In the latest salvo in the bare-knuckle brawl of rhetoric between Lionsgate management and Carl Icahn, Lionsgate sent a missive to shareholders pointing up the futility of performance by his past takeover targets, particularly those in media. The letter comes two days before the expiration of Icahn’s $7 per share offer, one he said will not be extended again.
The Lionsgate letter to shareholders charges that “Carl Icahn has a long history of destroying shareholder value,” and cites a 96% share price decline while Icahn was a board member of Blockbuster, a 99.8% drop in share value while Icahn was chairman of the board at WCI Communities, before it filed for bankruptcy; an 80% decline in share value while Icahn was chairman of the board of XO Holdings; and a 68% decline in American Railcar since Icahn took over that company.
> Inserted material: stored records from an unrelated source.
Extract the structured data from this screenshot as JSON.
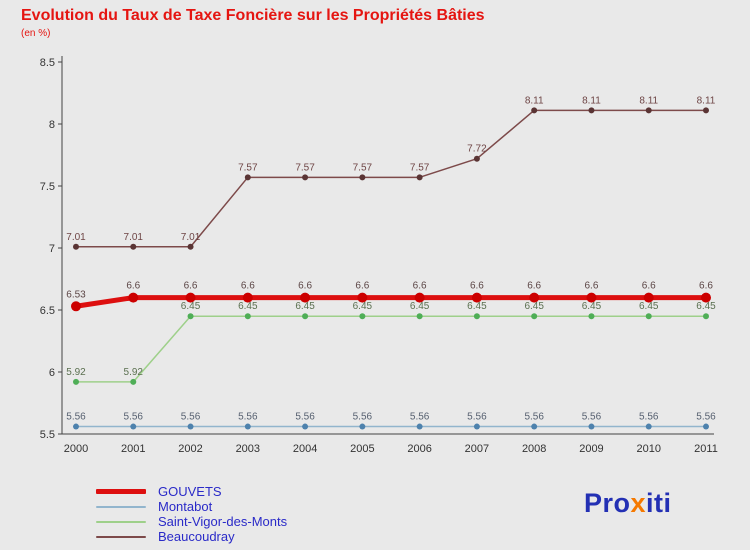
{
  "header": {
    "title": "Evolution du Taux de Taxe Foncière sur les Propriétés Bâties",
    "subtitle": "(en %)"
  },
  "chart_data": {
    "type": "line",
    "title": "Evolution du Taux de Taxe Foncière sur les Propriétés Bâties",
    "subtitle": "(en %)",
    "x": [
      "2000",
      "2001",
      "2002",
      "2003",
      "2004",
      "2005",
      "2006",
      "2007",
      "2008",
      "2009",
      "2010",
      "2011"
    ],
    "ylim": [
      5.5,
      8.5
    ],
    "ytick_values": [
      5.5,
      6,
      6.5,
      7,
      7.5,
      8,
      8.5
    ],
    "ytick_labels": [
      "5.5",
      "6",
      "6.5",
      "7",
      "7.5",
      "8",
      "8.5"
    ],
    "grid": false,
    "legend_position": "bottom-left",
    "axis_color": "#444444",
    "series": [
      {
        "name": "GOUVETS",
        "color": "#dd0f0f",
        "dot_color": "#cc0000",
        "label_color": "#5c4646",
        "width": 5,
        "dot": 5,
        "values": [
          6.53,
          6.6,
          6.6,
          6.6,
          6.6,
          6.6,
          6.6,
          6.6,
          6.6,
          6.6,
          6.6,
          6.6
        ],
        "labels": [
          "6.53",
          "6.6",
          "6.6",
          "6.6",
          "6.6",
          "6.6",
          "6.6",
          "6.6",
          "6.6",
          "6.6",
          "6.6",
          "6.6"
        ]
      },
      {
        "name": "Montabot",
        "color": "#92b5cd",
        "dot_color": "#4e82ad",
        "label_color": "#566070",
        "width": 1.5,
        "dot": 3,
        "values": [
          5.56,
          5.56,
          5.56,
          5.56,
          5.56,
          5.56,
          5.56,
          5.56,
          5.56,
          5.56,
          5.56,
          5.56
        ],
        "labels": [
          "5.56",
          "5.56",
          "5.56",
          "5.56",
          "5.56",
          "5.56",
          "5.56",
          "5.56",
          "5.56",
          "5.56",
          "5.56",
          "5.56"
        ]
      },
      {
        "name": "Saint-Vigor-des-Monts",
        "color": "#9ed08a",
        "dot_color": "#4fae57",
        "label_color": "#5b7050",
        "width": 1.5,
        "dot": 3,
        "values": [
          5.92,
          5.92,
          6.45,
          6.45,
          6.45,
          6.45,
          6.45,
          6.45,
          6.45,
          6.45,
          6.45,
          6.45
        ],
        "labels": [
          "5.92",
          "5.92",
          "6.45",
          "6.45",
          "6.45",
          "6.45",
          "6.45",
          "6.45",
          "6.45",
          "6.45",
          "6.45",
          "6.45"
        ]
      },
      {
        "name": "Beaucoudray",
        "color": "#7d4a4a",
        "dot_color": "#5a3434",
        "label_color": "#6e4545",
        "width": 1.5,
        "dot": 3,
        "values": [
          7.01,
          7.01,
          7.01,
          7.57,
          7.57,
          7.57,
          7.57,
          7.72,
          8.11,
          8.11,
          8.11,
          8.11
        ],
        "labels": [
          "7.01",
          "7.01",
          "7.01",
          "7.57",
          "7.57",
          "7.57",
          "7.57",
          "7.72",
          "8.11",
          "8.11",
          "8.11",
          "8.11"
        ]
      }
    ]
  },
  "legend": {
    "items": [
      "GOUVETS",
      "Montabot",
      "Saint-Vigor-des-Monts",
      "Beaucoudray"
    ]
  },
  "logo": {
    "part1": "Pro",
    "part2": "x",
    "part3": "iti",
    "blue": "#2330b4",
    "orange": "#f57900"
  }
}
The missive doesn’t disclose ventures where Icahn achieved success, but claims in particular that his track record at Blockbuster indicate “his obvious lack of knowledge and understanding of the media business.”
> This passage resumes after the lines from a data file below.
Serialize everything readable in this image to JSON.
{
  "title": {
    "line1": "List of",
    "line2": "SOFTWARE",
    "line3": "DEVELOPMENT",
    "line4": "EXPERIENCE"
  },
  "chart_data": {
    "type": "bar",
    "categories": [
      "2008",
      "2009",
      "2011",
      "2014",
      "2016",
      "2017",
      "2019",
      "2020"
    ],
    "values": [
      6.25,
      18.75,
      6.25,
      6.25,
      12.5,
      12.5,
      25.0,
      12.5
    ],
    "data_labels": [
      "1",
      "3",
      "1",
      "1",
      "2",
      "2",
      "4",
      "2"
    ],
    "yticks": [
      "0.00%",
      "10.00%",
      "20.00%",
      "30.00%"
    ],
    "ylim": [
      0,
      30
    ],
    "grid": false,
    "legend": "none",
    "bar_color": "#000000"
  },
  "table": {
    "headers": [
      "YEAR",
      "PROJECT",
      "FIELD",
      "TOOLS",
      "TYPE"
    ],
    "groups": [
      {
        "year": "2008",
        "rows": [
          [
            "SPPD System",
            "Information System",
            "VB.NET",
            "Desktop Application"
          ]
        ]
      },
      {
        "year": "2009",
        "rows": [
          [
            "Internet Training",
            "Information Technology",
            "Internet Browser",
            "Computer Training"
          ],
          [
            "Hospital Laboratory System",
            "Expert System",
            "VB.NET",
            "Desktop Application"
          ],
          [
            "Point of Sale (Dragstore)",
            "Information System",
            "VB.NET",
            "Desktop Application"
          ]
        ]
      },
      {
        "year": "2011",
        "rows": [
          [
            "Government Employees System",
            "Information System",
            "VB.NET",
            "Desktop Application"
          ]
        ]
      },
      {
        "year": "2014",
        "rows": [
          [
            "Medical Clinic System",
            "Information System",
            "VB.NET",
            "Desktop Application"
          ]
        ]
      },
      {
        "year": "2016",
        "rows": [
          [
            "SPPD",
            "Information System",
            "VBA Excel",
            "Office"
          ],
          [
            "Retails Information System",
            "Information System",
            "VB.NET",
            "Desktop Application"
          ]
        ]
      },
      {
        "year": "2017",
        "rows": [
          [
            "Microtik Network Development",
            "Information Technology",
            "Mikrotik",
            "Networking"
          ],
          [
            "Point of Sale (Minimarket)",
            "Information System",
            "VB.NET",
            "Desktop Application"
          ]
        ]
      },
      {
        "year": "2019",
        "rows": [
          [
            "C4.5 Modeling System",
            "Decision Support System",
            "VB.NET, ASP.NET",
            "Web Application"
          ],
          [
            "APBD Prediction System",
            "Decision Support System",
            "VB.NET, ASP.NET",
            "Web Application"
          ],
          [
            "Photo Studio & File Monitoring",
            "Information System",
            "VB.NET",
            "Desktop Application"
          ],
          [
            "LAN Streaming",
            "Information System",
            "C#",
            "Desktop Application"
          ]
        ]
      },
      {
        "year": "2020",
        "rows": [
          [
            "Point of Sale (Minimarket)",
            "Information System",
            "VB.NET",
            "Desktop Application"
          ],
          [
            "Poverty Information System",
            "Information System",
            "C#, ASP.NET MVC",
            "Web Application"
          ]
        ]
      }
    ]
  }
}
Lionsgate also hammers Icahn over his track record as a distributor of low-budget films, which is described by the missive as “an abject failure.” Icahn backed Stratosphere Entertainment in 1997 with distribution vet Paul Cohen. The intention was to release 12 films annually predicted to gross between $3 million and $30 million worldwide. None of the films, which included Hideous Kinky and One Tough Cop, grossed more than $1.3 million, before the venture folded in 2000. “Clearly, Mr. Icahn did not know how to run a movie company back in 1997 when he founded Stratosphere and has done nothing to prove that he knows how to run one now. Do not let him destroy the value of Lionsgate.”
The missive comes at a time when Icahn seems to be peaking. While his offer initially seemed to be withering, it was given a boost when Mark Cuban publicly said he might tender his 5.3% stake in the company to Icahn, who owns 19% himself and with another 4% of shareholders signing up for the share offer. He got a poison pill provision knocked out, and Lionsgate wasn’t helped by the non-performance of the $70 million Ashton Kutcher-Katherine Heigl comedy Killers.
Icahn today reiterated his call for an overhaul of management and the board of directors, as well as a round of drastic cost-cutting. He went after Lionsgate management for last Friday’s statements that “congratulated itself on an adjusted $128 miillion EBITDA,” but noted that $110 million of its cash flow came from the studio library. “There seems to be near universal agreement in the industry that library values are melting away like ice cubes,” Icahn said. “As a result, it is not hard to believe that this $110 million will be drastically reduced in the near future, due primarily to the precipitous decline in DVD sales throughout the industry. However, Lions Gate’s high interest costs of $56 million will stay the same. In addition, MGM and Miramax (both basically library plays) have been for sale for many months but have failed to obtain a buyer. How much longer can Lions Gate’s film library be counted on to drive performance and to service the company’s staggering debt load? Am I the only one who sees a hurricane brewing?”
The storm should blow through by later this week in the form of a proxy battle, but there is bound to be a lot more gusts of hot air before this one is over.